Another example could occur when the configuration requires a minimum number of nodes at the cluster or virtual node group (VNG) level. Either scenario may result in cluster nodes with unused resources that cannot scale down for optimization.
To address these cases, the revert to lower-cost node process analyzes the nodes in the cluster and checks for underutilized nodes that Ocean could not scale down. Then, Ocean proactively replaces them with cheaper nodes if a more profitable VM instance is available.
How it Works
Ocean constantly scans the cluster’s node utilization. The revert to lower-cost node optimization process is applied when all of these conditions are met:
- Cluster Orientation:
- Balanced Orientation (default):
- No scaling occurred in the last 25 minutes in the specific virtual node group (neither scale up nor down event).

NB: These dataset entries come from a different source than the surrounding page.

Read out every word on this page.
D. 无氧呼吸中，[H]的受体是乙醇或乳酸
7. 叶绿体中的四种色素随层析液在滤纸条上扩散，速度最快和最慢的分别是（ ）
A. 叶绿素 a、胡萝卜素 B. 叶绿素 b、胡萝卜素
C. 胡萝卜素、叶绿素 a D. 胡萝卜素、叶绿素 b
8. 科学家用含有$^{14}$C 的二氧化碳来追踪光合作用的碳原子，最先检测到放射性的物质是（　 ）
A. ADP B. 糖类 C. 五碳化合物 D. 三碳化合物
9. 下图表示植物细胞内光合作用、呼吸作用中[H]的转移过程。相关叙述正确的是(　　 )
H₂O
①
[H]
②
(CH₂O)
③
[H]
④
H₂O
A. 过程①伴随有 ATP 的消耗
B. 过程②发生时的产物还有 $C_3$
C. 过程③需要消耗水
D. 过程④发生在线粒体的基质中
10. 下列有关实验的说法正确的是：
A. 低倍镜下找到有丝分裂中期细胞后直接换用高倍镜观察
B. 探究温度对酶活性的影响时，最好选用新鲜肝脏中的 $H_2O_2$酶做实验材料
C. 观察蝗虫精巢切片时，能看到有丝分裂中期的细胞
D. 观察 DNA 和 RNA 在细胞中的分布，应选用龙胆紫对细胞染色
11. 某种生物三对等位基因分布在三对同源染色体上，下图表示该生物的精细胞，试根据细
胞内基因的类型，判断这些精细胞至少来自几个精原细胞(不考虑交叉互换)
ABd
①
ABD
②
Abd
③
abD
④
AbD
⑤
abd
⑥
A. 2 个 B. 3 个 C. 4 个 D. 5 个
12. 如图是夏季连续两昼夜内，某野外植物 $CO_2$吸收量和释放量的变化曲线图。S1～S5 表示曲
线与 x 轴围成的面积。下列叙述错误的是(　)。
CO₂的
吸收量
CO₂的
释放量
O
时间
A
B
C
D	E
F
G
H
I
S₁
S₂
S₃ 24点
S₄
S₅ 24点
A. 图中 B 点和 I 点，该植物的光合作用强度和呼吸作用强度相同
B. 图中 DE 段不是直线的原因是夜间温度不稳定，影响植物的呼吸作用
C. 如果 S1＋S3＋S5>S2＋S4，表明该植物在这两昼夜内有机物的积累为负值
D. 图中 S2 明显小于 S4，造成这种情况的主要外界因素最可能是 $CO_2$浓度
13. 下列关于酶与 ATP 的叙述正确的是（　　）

- CPU and memory usage is less than 50%, or GPU utilization is less than 50%.
- Cost Orientation:
- No scaling occurred in the last 20 minutes in the specific virtual node group (neither scale up nor down event).
- CPU and memory usage is less than 60%, or GPU utilization is less than 60%.
- Cheapest Orientation:
- No scaling occurred in the last 15 minutes in the specific virtual node group (neither scale up nor down event).
- CPU and memory usage is less than 70%, or GPU utilization is less than 70%.
- Balanced Orientation (default):
- The node was underutilized for at least 10 minutes.
- The node lifecycle is a spot instance.
- No ongoing replacement in the relevant virtual node group.
- A smaller instance type than the running one is configured.
Then, Ocean will individually replace all the relevant nodes in the virtual node group. Each time the process is triggered, it will replace up to one instance in a virtual node group. (Nodes from different virtual node groups can be replaced simultaneously.)
- If the cluster is set to utilize Reserved Instances (RIs), the autoscaler will try to launch RIs first.
- If there is no spot available and there is a smaller on-demand instance that is also cheaper, Ocean will try to replace the instance with that OD instance.
Ocean will not replace nodes with restricted scale-down configuration (neither on the pods nor the virtual node group level) or where the pod disruption budget would be violated.
The proactive cost optimization process runs in addition to Ocean's existing optimization processes, such as:
- Revert to RI or Savings Plan process — Ocean constantly monitors your account's available RIs or Savings Plans (when the
strategy.utilizeReservedInstancesorutilizeCommitmentsflag is enabled). If an Ocean-monitored node runs as spot or on-demand, Ocean will try to replace it with the available RI or Savings Plan nodes. - Revert to Spot process — If a node was launched on demand because no spot node was available in the market, Ocean continues scanning the market for an available spot node and reverts as soon as one becomes available.